Khemmis Are The Most Fun You’ll Have At A Doom Metal Show
There’s the odd vibe of a homecoming at Brooklyn’s Saint Vitus Bar this Friday — ‘odd,’ because neither of the bands on tonight’s bill are from New York City. And yet among the mixed crowd in attendance — bearded hipster types, vest heshers, and even the occasional full-on belipsticked goth — there is a sense of giddy excitement. Not even the sweltering heat wave sweeping the city can keep the perspiring hordes from packing into Vitus’ back room. For many modern metal fans, Denver’s Khemmis is the band they’ve grown with over the last four years, and seeing them live is always a treat.
The night begins with Atlanta’s Cloak, who earn the nickname “black metal Motörhead” with a mixture of swagger, style (who doesn’t love bare chests under black leather vests?), and a sound that mixes filthy highway rock with heavy goth’n’roll. The band drape their amps with banners and fill the room with fake smoke before their performance, adding a touch of seance to their live set. Those in attendance seem at times befuddled by the band’s snarling, satanic approach — it’s obvious that plenty of them are here for the catchy stoner jams of the headliner — but when the light comes up, many are quick to note how much unexpected fun they had.
The mood Khemmis sets from the moment they climb on stage is one of fun; the quartet toast each other before turning to the audience and launching into a enthusiastic collection of songs spanning their recent and meteoric ascent. Though the band’s infernal riffs and frontman Phil Pendergast’s clerical vocals suggest towering melodrama, their delicious harmonies and onstage vamping make the whole thing a rollicking good time. Guitarist Ben Hutcherson leers like Blackie Lawless during especially tasty moments, and he and Phil repeatedly go the front of the stage to show off just how cool it is that they’re playing intertwined solos. The band ends the night with the galloping Isolation and the crushing Maw Of Time as the audience headbangs themselves into a sweaty frenzy.

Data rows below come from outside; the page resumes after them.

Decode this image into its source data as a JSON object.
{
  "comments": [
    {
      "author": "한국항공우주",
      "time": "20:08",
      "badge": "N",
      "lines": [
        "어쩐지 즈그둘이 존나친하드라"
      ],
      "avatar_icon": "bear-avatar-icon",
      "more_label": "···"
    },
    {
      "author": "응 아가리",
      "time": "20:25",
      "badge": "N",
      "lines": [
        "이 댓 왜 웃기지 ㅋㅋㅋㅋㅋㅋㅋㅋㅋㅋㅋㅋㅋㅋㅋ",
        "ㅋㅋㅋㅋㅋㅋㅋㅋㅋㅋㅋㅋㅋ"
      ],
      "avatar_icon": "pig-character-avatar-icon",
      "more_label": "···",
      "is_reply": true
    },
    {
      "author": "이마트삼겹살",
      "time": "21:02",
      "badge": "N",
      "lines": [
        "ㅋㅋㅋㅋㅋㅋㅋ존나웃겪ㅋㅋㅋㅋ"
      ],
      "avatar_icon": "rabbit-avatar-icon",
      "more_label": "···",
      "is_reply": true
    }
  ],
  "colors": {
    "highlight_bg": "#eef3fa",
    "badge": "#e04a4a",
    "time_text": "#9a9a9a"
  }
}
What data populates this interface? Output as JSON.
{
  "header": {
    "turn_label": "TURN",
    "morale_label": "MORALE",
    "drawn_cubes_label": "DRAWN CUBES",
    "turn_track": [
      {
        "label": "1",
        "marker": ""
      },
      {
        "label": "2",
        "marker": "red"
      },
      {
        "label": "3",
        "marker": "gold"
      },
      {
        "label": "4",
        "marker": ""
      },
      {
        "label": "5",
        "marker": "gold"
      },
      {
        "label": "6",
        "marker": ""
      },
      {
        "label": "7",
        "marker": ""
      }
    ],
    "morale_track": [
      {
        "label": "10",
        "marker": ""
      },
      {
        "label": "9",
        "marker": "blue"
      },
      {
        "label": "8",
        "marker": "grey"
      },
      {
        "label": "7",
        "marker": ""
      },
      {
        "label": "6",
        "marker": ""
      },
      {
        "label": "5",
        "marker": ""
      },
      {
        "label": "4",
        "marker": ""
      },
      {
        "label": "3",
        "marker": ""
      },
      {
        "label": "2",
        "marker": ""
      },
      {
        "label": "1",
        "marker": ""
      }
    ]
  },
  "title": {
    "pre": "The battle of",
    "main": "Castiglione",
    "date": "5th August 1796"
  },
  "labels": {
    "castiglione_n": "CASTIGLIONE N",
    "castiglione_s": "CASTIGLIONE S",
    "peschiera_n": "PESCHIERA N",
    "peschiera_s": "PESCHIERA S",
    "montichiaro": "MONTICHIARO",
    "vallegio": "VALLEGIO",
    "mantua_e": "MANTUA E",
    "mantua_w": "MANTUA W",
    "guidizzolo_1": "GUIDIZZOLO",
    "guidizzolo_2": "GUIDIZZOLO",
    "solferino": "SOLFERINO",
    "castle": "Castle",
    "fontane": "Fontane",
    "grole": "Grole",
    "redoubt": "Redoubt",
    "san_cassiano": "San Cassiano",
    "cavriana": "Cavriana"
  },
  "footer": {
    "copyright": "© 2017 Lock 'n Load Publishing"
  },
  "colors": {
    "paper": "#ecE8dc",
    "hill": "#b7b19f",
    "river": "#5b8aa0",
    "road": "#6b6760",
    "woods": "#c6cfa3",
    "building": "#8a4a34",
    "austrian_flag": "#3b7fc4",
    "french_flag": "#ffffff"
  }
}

The crowd quickly rushes out of Vitus’ back room to escape the overwhelming mugginess therein, but then quickly line up at the bar and Khemmis’s merch table. Damp degenerates hug, laugh, and share stories about recent and upcoming shows. The night feels comforting, a celebration of good vibes, killer tunes, and a band that has welcomed their fans in with open and heavily tattooed arms.